Alzheimer’s Society has outlined details of a partnership with local health authorities that will ‘transform’ the quality of care for sufferers of the illness in Manchester.
The charity’s Fix Dementia Care campaign has teamed up with Dementia United, an initiative created in line with devolution plans for Greater Manchester, as a response to unsettling figures uncovered over the last two years.
The Fix Dementia Care report contained shocking evidence obtained by Freedom of Information requests submitted to hospital trusts across the UK, which indicate severe shortcomings in the care for sufferers of the various forms of dementia in hospitals across the UK.
In the information obtained, it was found that in the worst performing hospitals, 71% of people who suffered a fall had dementia, and in 68 UK hospital trusts, almost 5000 patients with dementia were discharged between the hours of 11pm and 6am.
Perhaps even more alarmingly, a 2015 UK-wide poll of 570 carers, family and friends of people with dementia found that just 2% believed hospital staff understood their needs and over half (57%) felt people with dementia were not treated with understanding and dignity in hospital.
Alzheimer’s Society said the findings illustrated an ‘unacceptable variation’ in the quality of hospital care across England.
Julia Kouyoumdjian, the North-West’s Media Office for Alzheimer’s Society, told MM: “This is a new partnership with Greater Manchester Health & Social Care Devolution Team that was launched last November.
“Its purpose is to see dementia recognised as a devolution priority for Great Manchester and to transform the care people living with dementia and their carers receive.”
The deficiencies in the current system come at significant cost to the public. Research conducted in 2013/14 found that an estimated £264million had been wasted on poor dementia care. Falls and emergency readmissions alone topped £100million.
In total, dementia care comes at a cost of £26billion to the UK economy each year, the equivalent of £30,000 per person suffering from the illness, but Kouyoumjian is confident the future is much brighter.
“New decision making and spending powers are being given to Greater Manchester from April 2016,” she said.
“Dementia United is a five year transformation programme which aims to make Greater Manchester the best place in the world for dementia care.
“It will improve the lived experience for people with dementia and reduce dependence on the health and social care system by working with people from all parts of the community, those living with dementia and their carers, along with other specialist knowledge and expertise, from every corner of Greater Manchester.”
There are an estimated 29,000 people living with dementia in the Greater Manchester area, and the number of people with dementia in the UK is set to reach one million in the next five years, meaning the strain on care services is greater than ever.
The issue has struck a chord with MP for Oldham East & Saddleworth Debbie Abrahams, who provided respite care for her mother Angela, who suffered with Alzheimer’s until her death at the age of 74 in 2012.
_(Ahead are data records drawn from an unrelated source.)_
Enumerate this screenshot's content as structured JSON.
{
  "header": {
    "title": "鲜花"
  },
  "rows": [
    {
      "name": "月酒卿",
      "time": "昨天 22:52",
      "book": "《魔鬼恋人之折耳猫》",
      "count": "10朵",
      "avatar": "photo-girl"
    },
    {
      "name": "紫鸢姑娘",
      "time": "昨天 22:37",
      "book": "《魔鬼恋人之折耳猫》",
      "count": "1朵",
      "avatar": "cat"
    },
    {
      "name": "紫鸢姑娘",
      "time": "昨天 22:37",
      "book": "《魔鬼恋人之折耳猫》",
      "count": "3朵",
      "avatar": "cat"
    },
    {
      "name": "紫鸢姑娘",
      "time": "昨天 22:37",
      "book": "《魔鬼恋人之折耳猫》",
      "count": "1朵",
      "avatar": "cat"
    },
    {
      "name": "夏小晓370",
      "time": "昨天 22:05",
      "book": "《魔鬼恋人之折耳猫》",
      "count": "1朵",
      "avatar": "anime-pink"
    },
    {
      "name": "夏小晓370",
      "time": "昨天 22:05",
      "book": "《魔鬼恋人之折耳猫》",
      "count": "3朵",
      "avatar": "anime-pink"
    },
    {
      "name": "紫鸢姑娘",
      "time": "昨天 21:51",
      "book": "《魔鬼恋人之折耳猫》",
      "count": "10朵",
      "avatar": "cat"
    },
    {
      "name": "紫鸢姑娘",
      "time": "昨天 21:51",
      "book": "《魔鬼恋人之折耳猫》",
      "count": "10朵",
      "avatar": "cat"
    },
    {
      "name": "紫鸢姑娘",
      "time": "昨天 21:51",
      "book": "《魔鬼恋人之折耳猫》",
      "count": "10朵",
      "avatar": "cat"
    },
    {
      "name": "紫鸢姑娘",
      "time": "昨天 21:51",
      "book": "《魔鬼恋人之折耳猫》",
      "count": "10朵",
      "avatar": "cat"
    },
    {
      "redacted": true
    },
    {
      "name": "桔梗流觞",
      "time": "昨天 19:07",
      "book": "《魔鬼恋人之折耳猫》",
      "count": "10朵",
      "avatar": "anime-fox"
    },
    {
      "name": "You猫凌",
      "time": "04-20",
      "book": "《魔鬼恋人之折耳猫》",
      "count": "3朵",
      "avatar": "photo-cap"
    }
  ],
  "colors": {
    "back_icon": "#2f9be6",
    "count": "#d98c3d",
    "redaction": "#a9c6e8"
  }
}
Abrahams – also the Shadow Minister for Disabled People – has said that creating ‘a dementia friendly Oldham is one of [her] top local priorities’.
Speaking at the launch of the Fix Dementia Care campaign last week, she said: “Good hospital care for people with dementia should never be a throw of the dice, yet in some hospitals people are routinely experiencing consequences of poor care.
“That’s why I’m backing Alzheimer’s Society’s campaign to end the postcode lottery on the quality of hospital care people with dementia face.
“The first step to improving the issue is greater transparency. Once we know where the shortcomings are we can take steps to tackle them.”
With this in mind, an e-petition addressed to NHS CEO Simon Stevens can be found on the Alzheimer’s Society’s website, appealing for the publication of an annual ‘dementia statement’ by all hospitals.